Beeld van Joh. Enschedé in de tentoonstelling 'Joh. Enschedé. Drukkerij van Waarde' in de Janskerk

Transparantie

Het NHA houdt zich niet alleen bezig met het beheer en de beschikbaarstelling van de in depot aanwezige archieven. Ook het toezicht op de nog niet overgebrachte overheidsarchieven behoort tot de taken. ‘Volgens de archiefwet hebben overheden de plicht om hun werkzaamheden te archiveren,’ legt Pompe uit. ‘De achterliggende gedachte is dat in een democratie de burgers recht hebben op inzage in overheidsarchieven en de overheid moeten kunnen controleren. Bovendien vertegenwoordigen archieven een historisch-cultureel belang. Aan de hand van archieven ontstaat inzicht in de geschiedenis.’

De overheid moet en wil transparant zijn, maar worstelt hiermee, vertelt ze. ‘De overheid ligt regelmatig onder vuur omdat ze niet altijd haar informatie op orde heeft en de juiste informatie kan geven. De vraag is dan wat een archiefinstelling kan doen om de beschikbaarheid van informatie optimaal te maken. Het is onze taak dat de archieven goed ontsloten worden en de verlangde informatie beschikbaar is.’

‘Landelijk zijn er volop informatiekwesties in het nieuws. Appjes en mailtjes die zoekraken, de Teeven-bon, de toeslagenaffaire. Dergelijke kwesties maken duidelijk dat een goede beschikbaarheid van informatie ertoe doet.’ En dát is precies wat ze bedoelt als ze zegt dat haar werk ertoe doet: ‘De archivaris is de hoeder van openbaar toegankelijke informatie. Als archivaris heb je een onafhankelijke rol. Archieven komen al te gauw in het gedrang, informatievoorziening staat onder druk.’

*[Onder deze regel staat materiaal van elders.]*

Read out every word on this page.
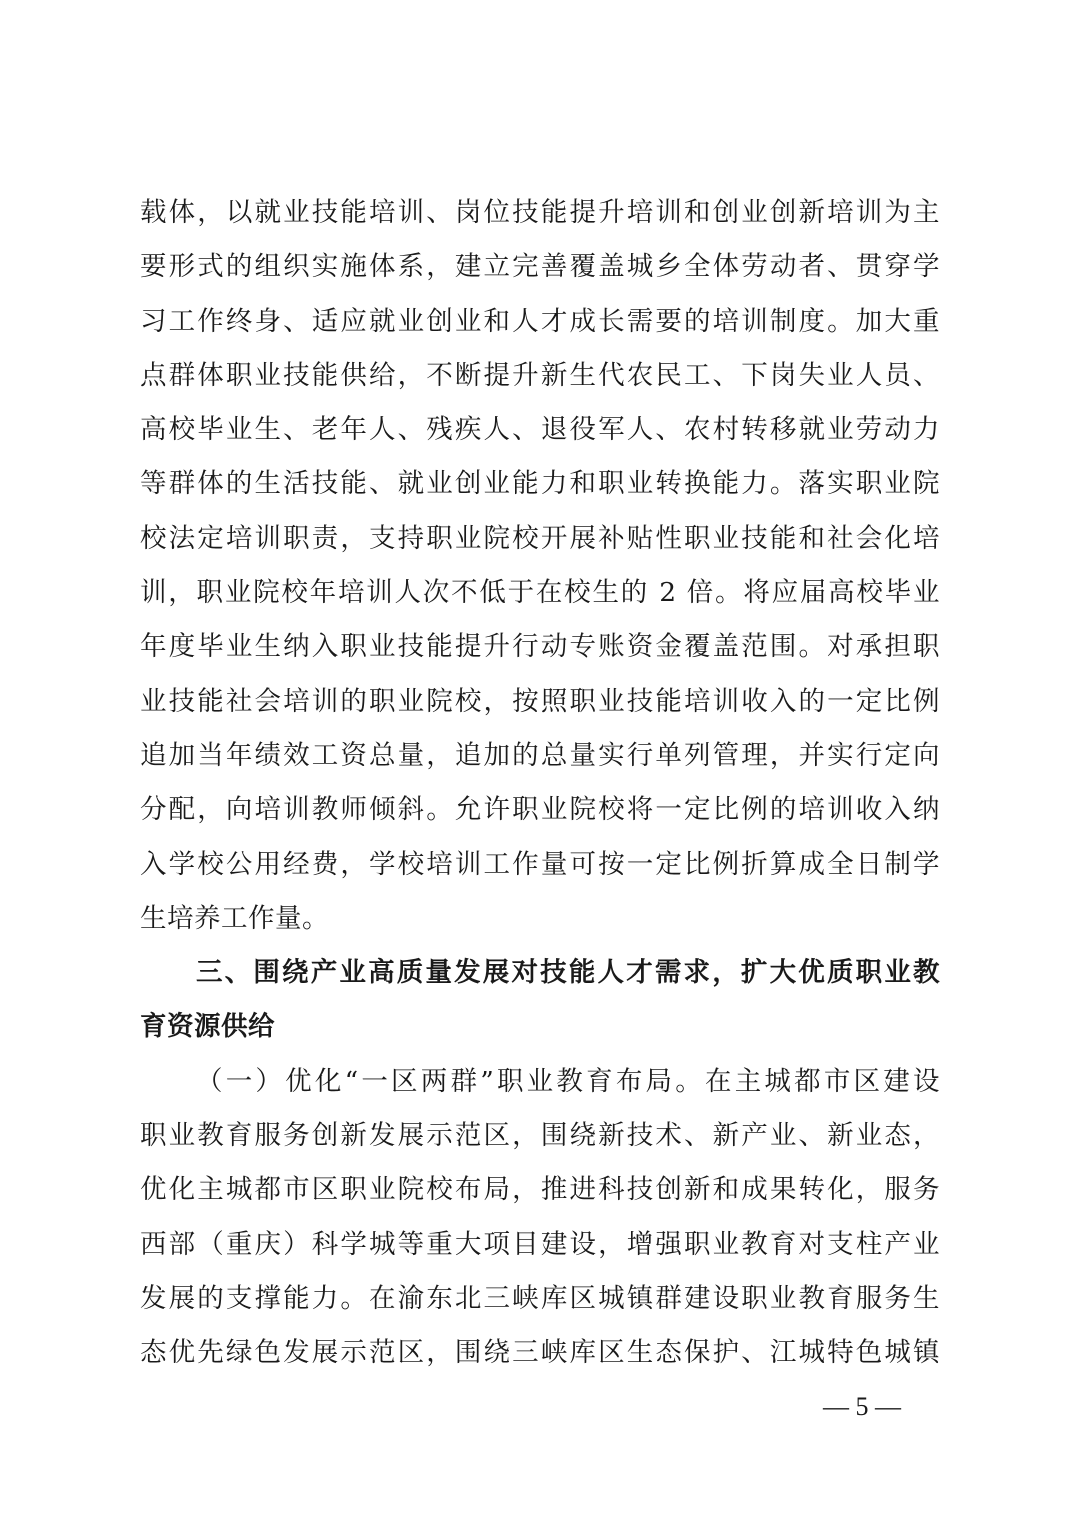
载体，以就业技能培训、岗位技能提升培训和创业创新培训为主
要形式的组织实施体系，建立完善覆盖城乡全体劳动者、贯穿学
习工作终身、适应就业创业和人才成长需要的培训制度。加大重
点群体职业技能供给，不断提升新生代农民工、下岗失业人员、
高校毕业生、老年人、残疾人、退役军人、农村转移就业劳动力
等群体的生活技能、就业创业能力和职业转换能力。落实职业院
校法定培训职责，支持职业院校开展补贴性职业技能和社会化培
训，职业院校年培训人次不低于在校生的 2 倍。将应届高校毕业
年度毕业生纳入职业技能提升行动专账资金覆盖范围。对承担职
业技能社会培训的职业院校，按照职业技能培训收入的一定比例
追加当年绩效工资总量，追加的总量实行单列管理，并实行定向
分配，向培训教师倾斜。允许职业院校将一定比例的培训收入纳
入学校公用经费，学校培训工作量可按一定比例折算成全日制学
生培养工作量。
三、围绕产业高质量发展对技能人才需求，扩大优质职业教
育资源供给
（一）优化“一区两群”职业教育布局。在主城都市区建设
职业教育服务创新发展示范区，围绕新技术、新产业、新业态，
优化主城都市区职业院校布局，推进科技创新和成果转化，服务
西部（重庆）科学城等重大项目建设，增强职业教育对支柱产业
发展的支撑能力。在渝东北三峡库区城镇群建设职业教育服务生
态优先绿色发展示范区，围绕三峡库区生态保护、江城特色城镇
— 5 —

Juist archivarissen, benadrukt ze, kunnen weerstand bieden aan fenomenen als fakenieuws en de manipulatie van (historische) feiten. ‘Hoe mooi is het dat in een openbare instelling als het NHA bronnen vrij te raadplegen zijn? In de huidige wetgeving is dat goed geregeld. In het concept van de nieuwe archiefwet zit echter een artikel dat de mogelijkheid biedt permanente ontheffing van archiefoverbrenging te krijgen. Dat is geen goede zaak. Overheidsarchieven moeten altijd naar de openbaarheid overgebracht kunnen worden. Zo niet, dan bestaat het risico dat allerlei soorten informatie aan de burger onthouden worden.’

Menselijke dimensie

Klaartje Pompe werkte eerst bij het Rotterdams stadsarchief voordat ze in 2007 naar het NHA kwam. Hier verschoof haar werk van het beheer van archieven naar de dienstverlening. Behalve meervoudig archivaris is zij ook hoofd Publiek en plaatsvervangend directeur. Terugkijkend: ‘Na mijn afstuderen heb ik de archiefopleiding gedaan en me verdiept in het belang van overheidsarchieven en ook in de verhalen die archieven te vertellen hebben en de betekenis ervan voor mensen.’ In het NHA komt ze wat deze menselijke dimensie betreft volop aan haar trekken. ‘Tegelijk kan ik nog steeds genieten als ik het Haarlems stadsrecht uit 1245 laat zien,’ lacht ze.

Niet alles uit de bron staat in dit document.